What Is Urinary Incontinence?
UROMED Informs You
Approximately six to eight million people in Germany suffer from urinary incontinence, commonly referred to as bladder weakness. For many of those affected, this condition is often a taboo subject despite the enormous suffering it causes.
Urinary incontinence is an involuntary and unintentional discharge of urine. This involuntary leakage of urine can be pronounced differently, from a few drops to permanent leakage.
The German Incontinence Society defines four severity levels of urinary incontinence:
- sporadic incontinence < 10 ml / hour
- troublesome incontinence < 25 ml / hour
- severe incontinence < 50 ml / hour
- complete incontinence > 50 ml / hour
In addition, the German Incontinence Society distinguishes various forms of urinary incontinence. The most common forms are presented here.
Stress incontinence is characterised by the loss of urine due to increased pressure in the abdomen. Everyday physical exertion such as coughing, sneezing, laughing and lifting heavy loads can lead to an involuntary and uncontrolled discharge of urine.
Stress incontinence is caused by impaired sphincter function due to pelvic floor weakness and nerve malfunction. Pelvic floor weakness may be caused by age, pregnancy and vaginal birth, surgeries (e.g. on the prostate or uterus), as well as weakness of the connective tissue.
Stress incontinence occurs more frequently in women than in men.
Urge Incontinence (Overactive Bladder Syndrome)
A sudden, irresistible urge to urinate, which can often occur at short intervals and even when the bladder is not full, forces the person concerned to seek a toilet immediately. Urge incontinence is given when the urge symptoms cannot be delayed and there is an involuntary leakage of urine before a toilet can be reached. It also involves a frequent urge to urinate with frequent visits to the toilet at very short intervals (<30 minutes) to drain only small amounts of urine.
Reasons for this form of urinary incontinence can be a small bladder, bladder infections, instability of the bladder muscle, and tumours. Urge incontinence is the most common type of incontinence in the elderly.
Stress and urge incontinence can also occur in combination. If you suffer from an overactive bladder combined with a disorder of the closure system, this is called mixed incontinence. The stress incontinence and the urge incontinence are treated separately.
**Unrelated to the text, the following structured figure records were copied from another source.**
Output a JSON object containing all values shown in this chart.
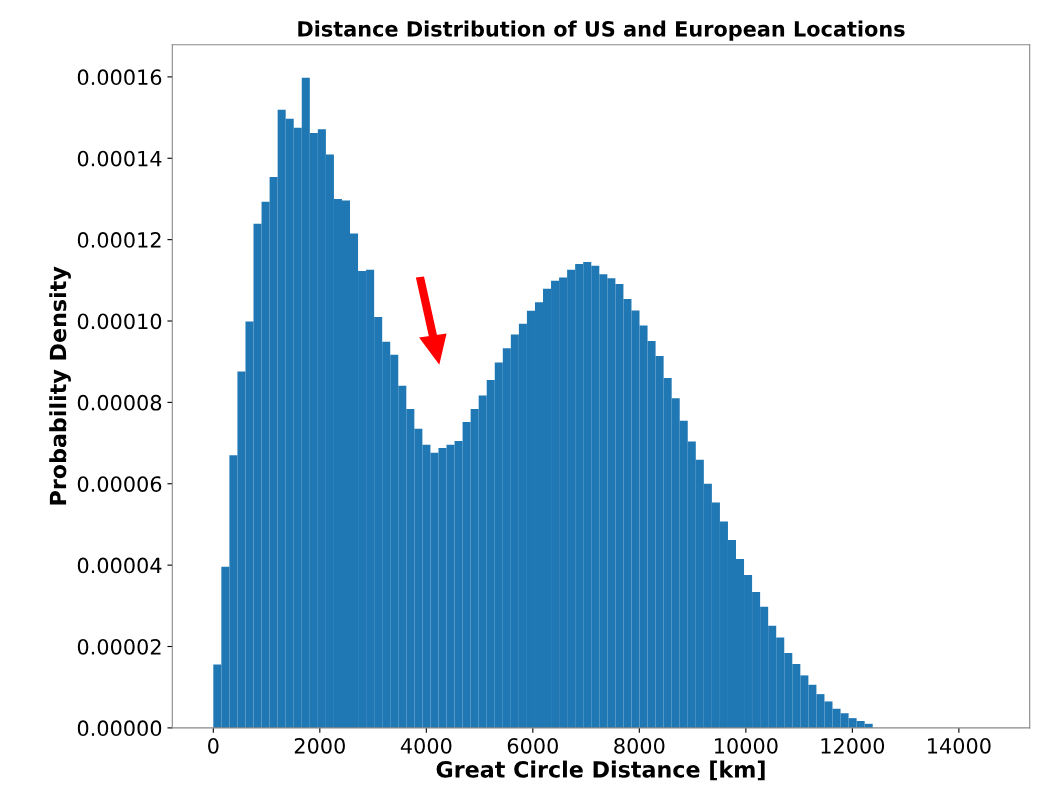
{
  "chart_data": {
    "type": "histogram",
    "title": "Distance Distribution of US and European Locations",
    "xlabel": "Great Circle Distance [km]",
    "ylabel": "Probability Density",
    "color": "#1f77b4",
    "bins": [
      0,
      151,
      302,
      453,
      604,
      755,
      906,
      1057,
      1208,
      1359,
      1510,
      1661,
      1812,
      1963,
      2114,
      2265,
      2416,
      2567,
      2718,
      2869,
      3020,
      3171,
      3322,
      3473,
      3624,
      3775,
      3926,
      4077,
      4228,
      4379,
      4530,
      4681,
      4832,
      4983,
      5134,
      5285,
      5436,
      5587,
      5738,
      5889,
      6040,
      6191,
      6342,
      6493,
      6644,
      6795,
      6946,
      7097,
      7248,
      7399,
      7550,
      7701,
      7852,
      8003,
      8154,
      8305,
      8456,
      8607,
      8758,
      8909,
      9060,
      9211,
      9362,
      9513,
      9664,
      9815,
      9966,
      10117,
      10268,
      10419,
      10570,
      10721,
      10872,
      11023,
      11174,
      11325,
      11476,
      11627,
      11778,
      11929,
      12080,
      12231,
      12382,
      12533,
      12684
    ],
    "values": [
      1.56e-05,
      3.96e-05,
      6.7e-05,
      8.76e-05,
      9.99e-05,
      0.0001239,
      0.0001293,
      0.0001354,
      0.0001519,
      0.0001497,
      0.0001475,
      0.0001598,
      0.0001462,
      0.0001471,
      0.0001409,
      0.00013,
      0.0001296,
      0.0001215,
      0.0001123,
      0.0001126,
      0.000101,
      9.49e-05,
      9.17e-05,
      8.41e-05,
      7.84e-05,
      7.35e-05,
      6.96e-05,
      6.76e-05,
      6.88e-05,
      6.96e-05,
      7.05e-05,
      7.52e-05,
      7.84e-05,
      8.17e-05,
      8.55e-05,
      8.98e-05,
      9.33e-05,
      9.67e-05,
      9.93e-05,
      0.0001025,
      0.0001046,
      0.0001079,
      0.0001099,
      0.0001107,
      0.0001126,
      0.000114,
      0.0001145,
      0.0001136,
      0.0001115,
      0.0001105,
      0.0001091,
      0.0001054,
      0.0001026,
      9.89e-05,
      9.51e-05,
      9.14e-05,
      8.6e-05,
      8.1e-05,
      7.55e-05,
      7.04e-05,
      6.59e-05,
      6e-05,
      5.54e-05,
      5.07e-05,
      4.62e-05,
      4.15e-05,
      3.76e-05,
      3.34e-05,
      2.98e-05,
      2.51e-05,
      2.22e-05,
      1.84e-05,
      1.57e-05,
      1.29e-05,
      1.06e-05,
      8.3e-06,
      6.5e-06,
      4.7e-06,
      3.6e-06,
      2.4e-06,
      1.7e-06,
      1e-06,
      null,
      null
    ],
    "xlim": [
      -770,
      15330
    ],
    "xticks": [
      0,
      2000,
      4000,
      6000,
      8000,
      10000,
      12000,
      14000
    ],
    "ylim": [
      0,
      0.0001679
    ],
    "yticks": [
      {
        "value": 0,
        "label": "0.00000"
      },
      {
        "value": 2e-05,
        "label": "0.00002"
      },
      {
        "value": 4e-05,
        "label": "0.00004"
      },
      {
        "value": 6e-05,
        "label": "0.00006"
      },
      {
        "value": 8e-05,
        "label": "0.00008"
      },
      {
        "value": 0.0001,
        "label": "0.00010"
      },
      {
        "value": 0.00012,
        "label": "0.00012"
      },
      {
        "value": 0.00014,
        "label": "0.00014"
      },
      {
        "value": 0.00016,
        "label": "0.00016"
      }
    ]
  }
}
If the pressure in the urinary bladder exceeds the pressure of the bladder sphincter, a continuous trickle of urine is discharged. This is known as overflow incontinence. The bladder is constantly overfilled and continuously releases small amounts of urine in the absence of any urge to urinate. Men are more affected by this type of incontinence than women.
Reasons for overflow incontinence can be drainage disorders, e.g. due to urinary stones, tumours or nerve damage. In many cases, an enlarged prostate can also cause a blockage of the bladder outlet.
Paraplegia can cause the nerve paths which control bladder function to be interrupted. Patients no longer sense when the bladder is full. The result is an involuntary discharge of urine at varying intervals.
There are two types of reflex incontinence:
- Supraspinal reflex incontinence: Brain performance is impaired by diseases such as Alzheimer’s, Parkinson’s, dementia or by a stroke.
- Spinal reflex incontinence: The connection from the brain to the spinal cord is interrupted. The cause is a disease or injury to the spinal cord (e.g. paraplegia, multiple sclerosis). There is no control over the function of the bladder or sphincters.
Treatment of Urinary Incontinence
In many cases, the incontinence can be cured, or at least improved, through targeted treatment. The treatment must be individually tailored to the cause of the urinary incontinence, the type and extent of the complaints, however as well to the patient’s particular situation.
Some forms of incontinence can be alleviated, for example, by means of physiotherapy exercises to strengthen the pelvic floor muscles. Drug therapy can also help. Other treatment options include surgeries to restore the pelvic floor and urethral function, or elimination of drainage problems and targeted toilet training.